The investment banking arm of Royal Bank of Canada is setting up shop in Newport Beach’s Fashion Island next month.
RBC Capital Markets plans to hire about five local workers for the office, which is set to be the West Coast hub for its real estate mortgage capital division.
The Toronto-based bank is betting on Orange County’s growing commercial real estate market. It plans to lend to building buyers here and then sell the mortgages to investors as bonds.
“I’d like to see the West Coast do over a billion dollars (in loans) over the next 12 months,” said Dan Smith, managing director of RBC Capital Markets’ real estate mortgage capital division in Dallas. “It’s an aggressive goal, but it’s reachable.”
Commercial mortgages sold as bonds have more than doubled since 2004 to about $200 billion last year, according to the Commercial Mortgage Securities Association, a trade group.
RBC makes loans to buyers of apartments, stores, malls and shopping centers, office buildings, self-storage complexes, hotels and industrial buildings.
The loans range from $5 million to more than $100 million and have fixed or floating interest rates. They can be for five, seven or 10 years.
RBC pools the loans with those from other banks and sells them to investors.
RBC draws on its own deposits to make loans.
“We make our money through origination fees plus fees (from) arbitrage when we sell the loan,” Smith said. “We also make money by the interest rate paid by the borrower.”
RBC Centura is the U.S. banking division based in Raleigh, N.C. Branches are in the Southeastern part of the country. The bank is the sixth largest in North America by assets, which totaled about $397 billion last year.
The real estate mortgage capital division has been growing since opening its first office in Dallas in September.
That unit has sold about $1.2 billion worth of commercial mortgage bonds in just a few months, Smith said.
RBC opened an office in Chicago in January and another is set for Phoenix later this year.
Smith didn’t say how big the Fashion Island office will be. It’s expected to open sometime in April, he said.
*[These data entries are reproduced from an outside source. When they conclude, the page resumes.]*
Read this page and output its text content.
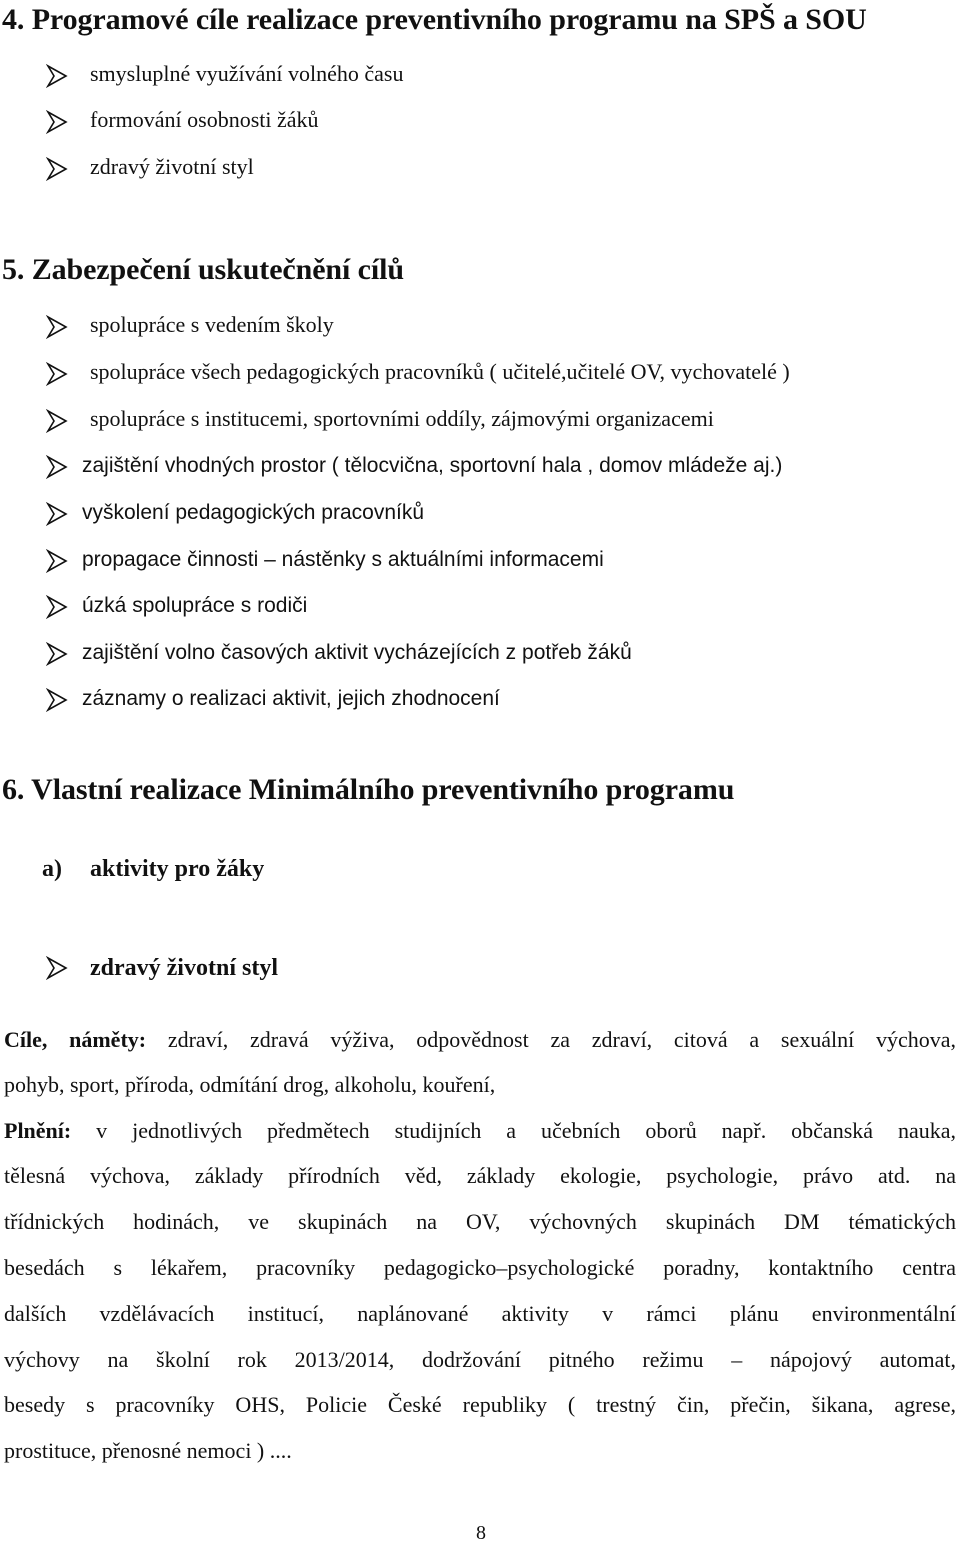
4. Programové cíle realizace preventivního programu na SPŠ a SOU
smysluplné využívání volného času
formování osobnosti žáků
zdravý životní styl
5. Zabezpečení uskutečnění cílů
spolupráce s vedením školy
spolupráce všech pedagogických pracovníků ( učitelé,učitelé OV, vychovatelé )
spolupráce s institucemi, sportovními oddíly, zájmovými organizacemi
zajištění vhodných prostor ( tělocvična, sportovní hala , domov mládeže aj.)
vyškolení pedagogických pracovníků
propagace činnosti – nástěnky s aktuálními informacemi
úzká spolupráce s rodiči
zajištění volno časových aktivit vycházejících z potřeb žáků
záznamy o realizaci aktivit, jejich zhodnocení
6. Vlastní realizace Minimálního preventivního programu
a) aktivity pro žáky
zdravý životní styl
Cíle, náměty: zdraví, zdravá výživa, odpovědnost za zdraví, citová a sexuální výchova,
pohyb, sport, příroda, odmítání drog, alkoholu, kouření,
Plnění: v jednotlivých předmětech studijních a učebních oborů např. občanská nauka,
tělesná výchova, základy přírodních věd, základy ekologie, psychologie, právo atd. na
třídnických hodinách, ve skupinách na OV, výchovných skupinách DM tématických
besedách s lékařem, pracovníky pedagogicko–psychologické poradny, kontaktního centra
dalších vzdělávacích institucí, naplánované aktivity v rámci plánu environmentální
výchovy na školní rok 2013/2014, dodržování pitného režimu – nápojový automat,
besedy s pracovníky OHS, Policie České republiky ( trestný čin, přečin, šikana, agrese,
prostituce, přenosné nemoci ) ....
8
Plans are to hire from the county’s pool of mortgage executives.
“There’s a wealth of talent in Southern California,” Smith said. “To us, it’s important to have local expertise. They can provide better, quicker and more dependable service.”
RBC hopes to work with big local property owners, such as The Irvine Company, he said.
About 80% of business could come from local real estate brokers, Smith said.
“We would want to do loans through large owners of office and retail space,” he said.
Loans for retail buildings will take the biggest chunk of RBC’s loan portfolio, followed by apartments and then office, according to Smith.
Self-storage space is set to make up about 10% of its loans, he said.
RBC already has a deal with Newport Beach-based Buchanan Street Partners’ Buchanan Storage Capital, which arranges financing for self-storage acquisitions.
According to the deal, which was announced in November, RBC has agreed to finance self-storage acquisitions through Buchanan.
Buchanan’s also agreed to provide RBC first dibs on selling its mortgages as securities.